Different WGA methods used in the current study can also be an potential reasons for the different clinical outcomes (MDA for SNP-PGT-A and MALBAC for NGS-PGT-A). MALBAC was found to have a higher genomic coverage, level of specificity, uniformity and reproducibility than MDA in single cell sequencing [27]. However, low-coverage sequencing data reads, as few as 0.1 million, were shown to be able to identify all types of aneuploidy accurately [28]. In addition, recent study found that MALBAC had a higher success rates in detecting all the copy number variants compared with MDA at the single-cell level. While, when five or more cells were used as template, these two methods did not differ significantly [29]. Considering five to ten biopsy cells were used in this study, we hypothesis the effects of different WGA methods on clinical outcomes may not be the main cause of different clinical outcomes observed between MDA-SNP-PGT-A and MALBAC-NGS-PGT-A groups. However, one major limitation of the current study might be that our study cohort was retrospectively established, leaving potential confounding factors un-estimated. A prospective, multi-center randomly controlled study is in need to increase the solidity of our conclusions. Additionally, there are 29 couples still waiting for embryo transfer and 15 couples with ongoing pregnancy, we are unable to obtain the complete pregnancy outcomes and healthy baby rate. This represents a minor limitation of this study, but the relatively large study cohort might alleviate the effects of this limitation exerted on our research conclusions.

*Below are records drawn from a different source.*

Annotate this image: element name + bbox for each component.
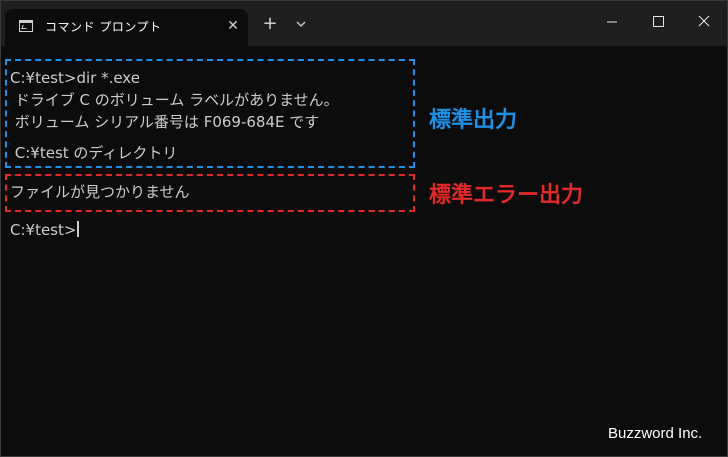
tab-close-icon[interactable]: ✕ [223,16,243,36]
maximize-button[interactable] [635,1,681,41]
close-button[interactable] [681,1,727,41]
stderr-highlight-box [5,174,415,212]
minimize-icon [607,21,617,23]
console-prompt-line: C:¥test> [10,220,80,240]
chevron-down-icon[interactable] [291,15,311,33]
text-cursor [77,221,80,237]
watermark-text: Buzzword Inc. [608,425,703,442]
console-output[interactable]: C:¥test>dir *.exe ドライブ C のボリューム ラベルがありませ… [1,46,727,456]
prompt-text: C:¥test> [10,221,77,239]
tab-command-prompt[interactable]: コマンド プロンプト ✕ [5,9,248,46]
stderr-label: 標準エラー出力 [429,183,584,208]
tab-title: コマンド プロンプト [45,20,162,34]
stdout-label: 標準出力 [429,108,518,133]
terminal-icon [19,20,33,32]
new-tab-button[interactable]: + [259,13,281,35]
close-icon [698,15,710,27]
terminal-window: コマンド プロンプト ✕ + C:¥test>dir *.exe ドライブ C … [0,0,728,457]
minimize-button[interactable] [589,1,635,41]
maximize-icon [653,16,664,27]
stdout-highlight-box [5,59,415,168]
title-bar: コマンド プロンプト ✕ + [1,1,727,46]
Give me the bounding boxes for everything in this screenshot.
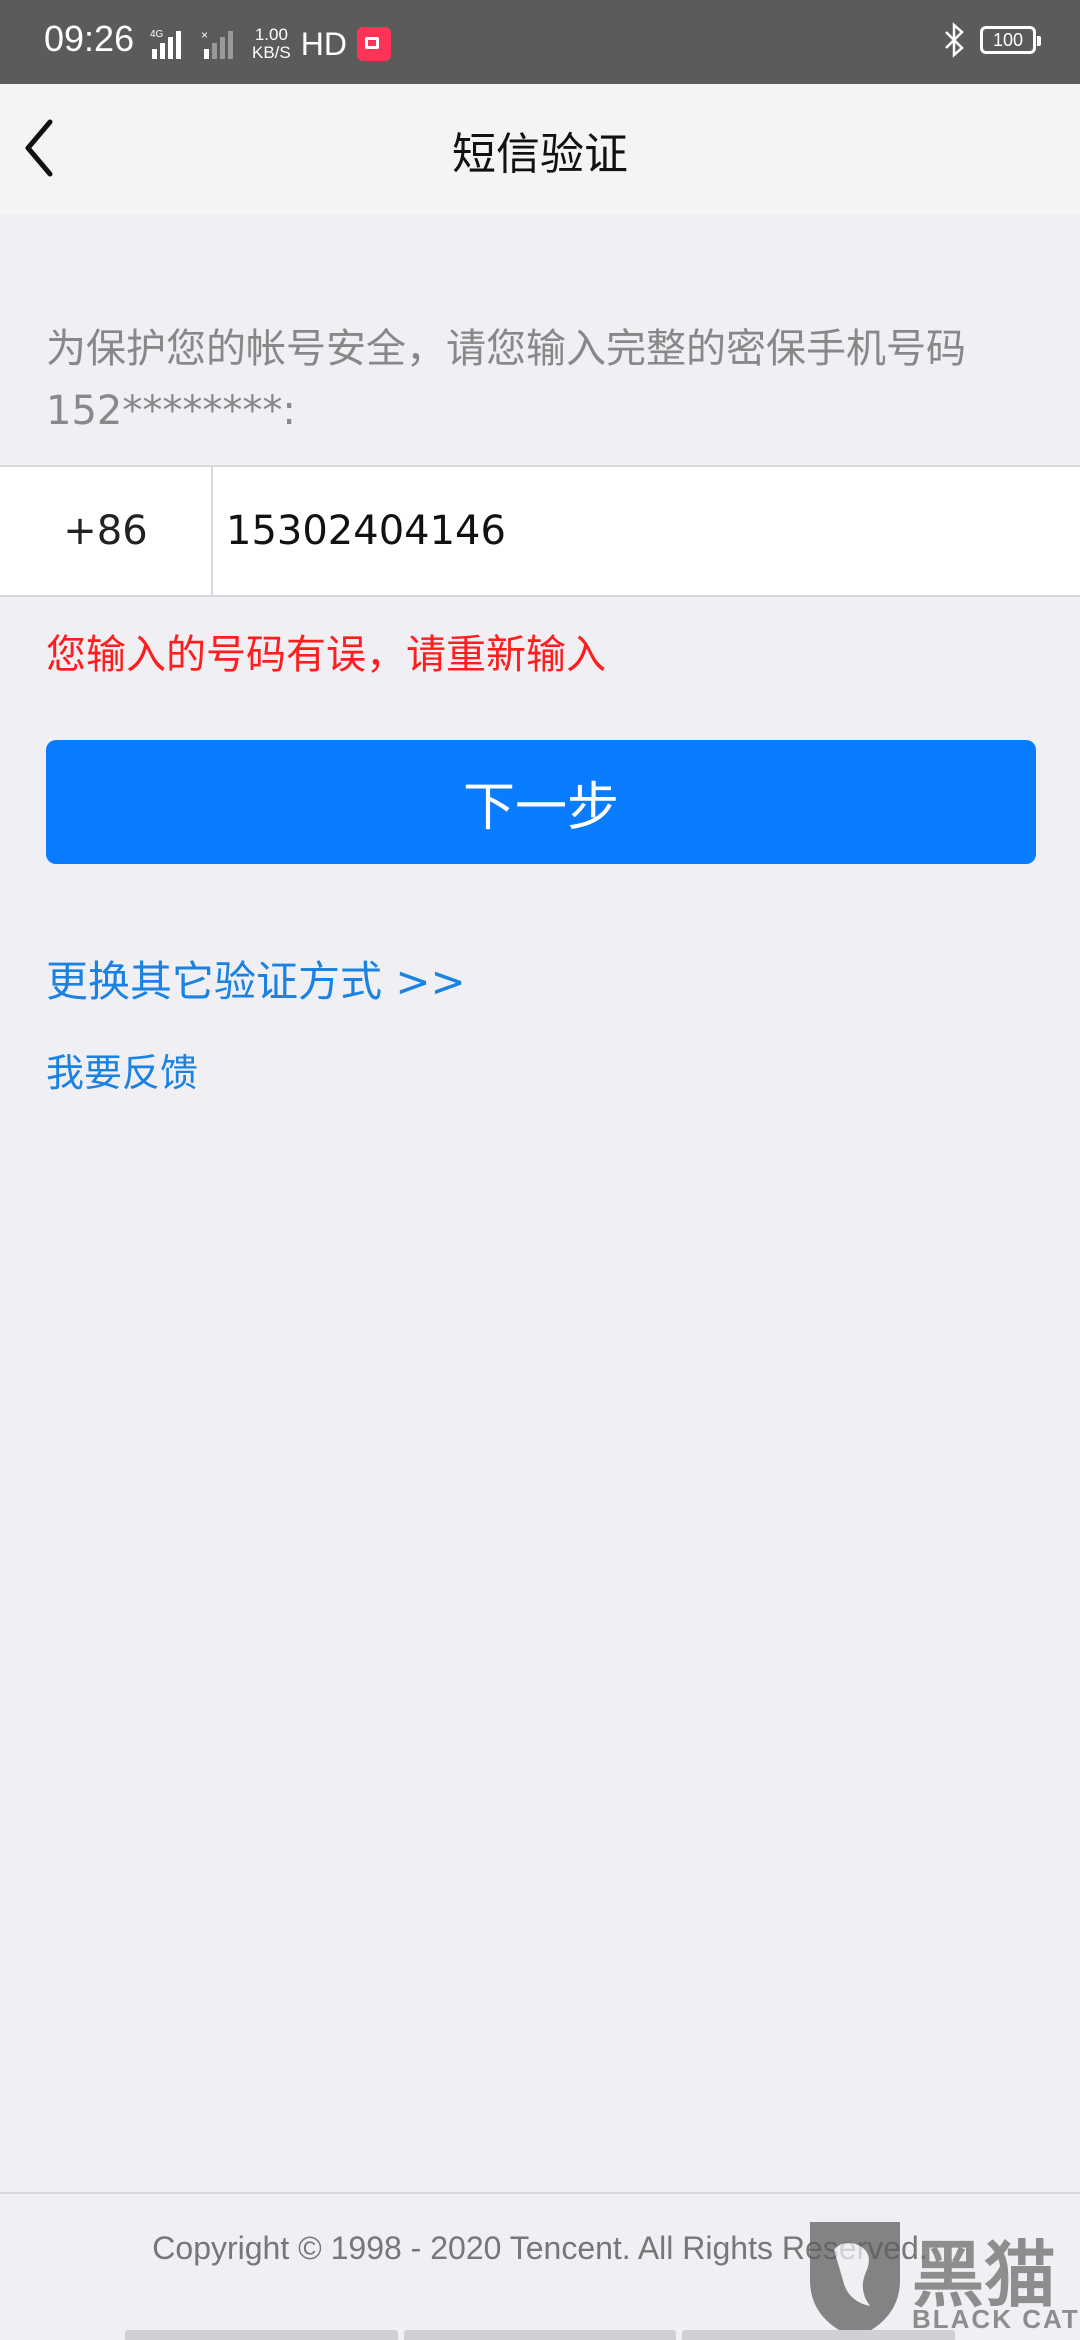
black-cat-watermark: 黑猫 BLACK CAT xyxy=(800,2210,1080,2340)
country-code-selector[interactable]: +86 xyxy=(0,467,213,595)
signal-sim2-icon: × xyxy=(201,28,233,59)
network-speed: 1.00 KB/S xyxy=(252,25,291,62)
verification-prompt: 为保护您的帐号安全，请您输入完整的密保手机号码152********: xyxy=(46,326,966,434)
status-right: 100 xyxy=(942,22,1041,58)
nav-header: 短信验证 xyxy=(0,84,1080,214)
bottom-tab xyxy=(403,2330,677,2340)
cat-shield-logo-icon xyxy=(810,2222,900,2338)
svg-text:×: × xyxy=(201,28,208,42)
status-icons: 4G × 1.00 KB/S HD xyxy=(148,20,391,68)
screen-record-icon xyxy=(356,27,391,61)
bottom-edge-tabs xyxy=(125,2330,956,2340)
signal-4g-icon: 4G xyxy=(150,29,181,59)
svg-text:4G: 4G xyxy=(150,29,164,40)
error-message: 您输入的号码有误，请重新输入 xyxy=(46,632,606,678)
page-title: 短信验证 xyxy=(452,129,628,180)
phone-number-input[interactable] xyxy=(212,467,1072,595)
change-verification-method-link[interactable]: 更换其它验证方式 >> xyxy=(46,948,466,1009)
footer-divider xyxy=(0,2192,1080,2194)
next-step-button[interactable]: 下一步 xyxy=(46,740,1036,864)
bottom-tab xyxy=(125,2330,398,2340)
bluetooth-icon xyxy=(945,22,964,58)
feedback-link[interactable]: 我要反馈 xyxy=(46,1042,198,1097)
phone-input-row: +86 xyxy=(0,465,1080,597)
battery-icon: 100 xyxy=(980,26,1041,54)
hd-indicator: HD xyxy=(300,25,347,62)
bottom-tab xyxy=(682,2330,956,2340)
status-bar: 09:26 4G × 1.00 KB/S HD 100 xyxy=(0,0,1080,84)
status-time: 09:26 xyxy=(44,18,135,59)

Based on the better clinical outcomes indicated in this study, and the continuously decreasing cost of NGS, it is anticipated that NGS will play an important role in PGT-A therapy. The current study is the largest one to date in evaluating MALBAC-NGS-PGT-A clinical outcomes. Our subsequent efforts will be directed at testing the difference in diagnostic accuracy between NGS and SNP array in detecting chromosomal abnormalities in biopsied embryos.

Conclusion

This is the largest study reporting the extensive application of NGS-based PGT-A and comparing the clinical outcomes of MALBAC-NGS-PGT-A and MDA-SNP-PGT-A. The results provide further evidence supporting the wider use of NGS in PGT-A, not only for its lower cost but also for its better clinical outcomes.